The hand trembles when writing it: Eusebio is dead. Another life that is leaving us at a time when he was most needed, just after the 500th anniversary of his beloved Havana. It’s not a matter of making an inventory of his numerous merits and decorations―undoubtedly well deserved―for the work of a lifetime. Nor the Honoris Causa received in Havana, Athens, Rome or Montevideo. Neither his status as a distinguished member of the Smithsonian or the Academy of History of Cartagena de Indias. Neither of the orders he received in countries such as Poland, Peru, Colombia, France and Spain, among many others, but to account for the ultimate meaning of his work: the vocation for service.
Eusebio was a Centro Habana man who knew how to overcome himself and light up with the star of knowledge, the one that also illuminates and kills. With barely a sixth grade, but with the mind where it was not seen, he took on a long journey by taking over the Office of the Historian and starting to lift Havana from its ruins, stone by stone, a task that many considered impossible at the time, during those years, he will say, “when we were considered insane: ‘He’s crazy, but works a lot.’”
He knew how to sensitize and unite wills even in times of cholera. And he had the wisdom to create structures to implement that perseverance. “The Office of the City Historian is nothing more than a pseudonym for the nation and an expression of political will. We pride ourselves on its name and declare that it has not been an autonomous whim: it was necessary to combine capacity with the will of the State,” he said.

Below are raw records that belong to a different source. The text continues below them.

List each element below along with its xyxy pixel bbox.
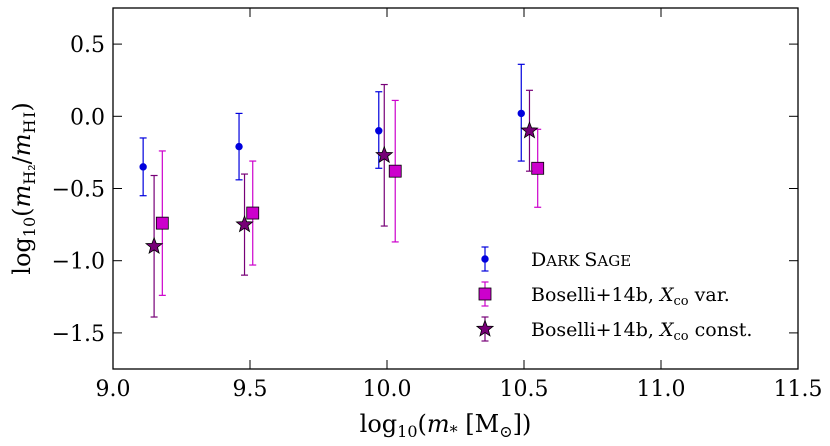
x-tick-label: 11.0 [637, 377, 686, 402]
data-point [375, 127, 383, 135]
legend-item-1: Boselli+14b, Xco var. [478, 281, 730, 309]
legend: DARK SAGE Boselli+14b, Xco var. Boselli+14… [475, 246, 752, 344]
plot-frame [112, 7, 799, 370]
data-point [246, 206, 260, 220]
y-tick-label: 0.0 [70, 105, 105, 130]
x-axis-label: log10(m* [M⊙]) [360, 410, 532, 441]
data-point [235, 142, 243, 151]
x-tick-label: 10.0 [363, 377, 412, 402]
legend-item-0: DARK SAGE [481, 246, 631, 272]
series-2 [144, 83, 539, 318]
x-tick-label: 11.5 [774, 377, 823, 402]
y-tick-label: 0.5 [70, 33, 105, 58]
legend-marker [478, 287, 492, 301]
data-point [531, 161, 545, 175]
data-point [517, 109, 525, 118]
data-point [520, 121, 539, 139]
legend-item-2: Boselli+14b, Xco const. [475, 316, 752, 344]
legend-label: Boselli+14b, Xco var. [531, 284, 730, 309]
legend-label: DARK SAGE [531, 249, 631, 271]
data-point [139, 163, 147, 171]
legend-marker [475, 319, 495, 337]
legend-marker [481, 255, 489, 263]
series-1 [155, 99, 545, 296]
data-point [375, 145, 394, 164]
y-tick-label: −1.0 [52, 250, 105, 275]
series-0 [139, 63, 525, 197]
y-tick-label: −0.5 [52, 178, 105, 203]
data-point [388, 164, 402, 178]
data-point [235, 214, 254, 233]
y-axis-label: log10(mH₂/mH I) [8, 102, 39, 274]
x-tick-label: 9.5 [233, 377, 268, 402]
legend-label: Boselli+14b, Xco const. [531, 319, 752, 344]
x-tick-label: 10.5 [500, 377, 549, 402]
data-point [155, 216, 169, 230]
data-point [144, 236, 164, 255]
x-tick-label: 9.0 [96, 377, 131, 402]
y-tick-label: −1.5 [52, 322, 105, 347]
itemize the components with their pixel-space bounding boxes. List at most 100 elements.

And he stressed, from his proverbial modesty, that the Office’s work was “the result of an evolution; I have always denied that it is the work of an enlightened one, I reject for me the absolute leading role in these questions.”
His multifaceted and profuse work will also grow more under the grass. A man of deep and clear thinking. Historian and researcher. Exceptional speaker rooted in our 19th century patriotic tradition. In the world of preservation, Eusebio knew how to break schemes by creating social programs in Old Havana. “I understood,” he once said, “that an inhabited city was not possible without undergoing a process of transformation and without at the same time creating a social project. Thus, trade schools were born; infinite jobs were born….”
His contemporaries, even non-Cubans, have stressed this. He was “an incredibly complex and brilliant man,” said a Canadian expert. “Without Leal, Havana would not be at all what it is today,” said American historian Nancy Stout: “Many Cubans would do anything for him.” “He saved Old Havana through his own will power. There will be no other like him in a long time,” said a young man. And in the common people, the support was effusive: “Leal is the only person to whom Cubans would build a monument while he’s still alive,” said a resident of Old Havana.
Cuban and universal like few others.
“I am a fire afar off, a sword laid aside,” wrote Miguel de Cervantes.
Now the most important thing remains: to follow his work and the mark of his example.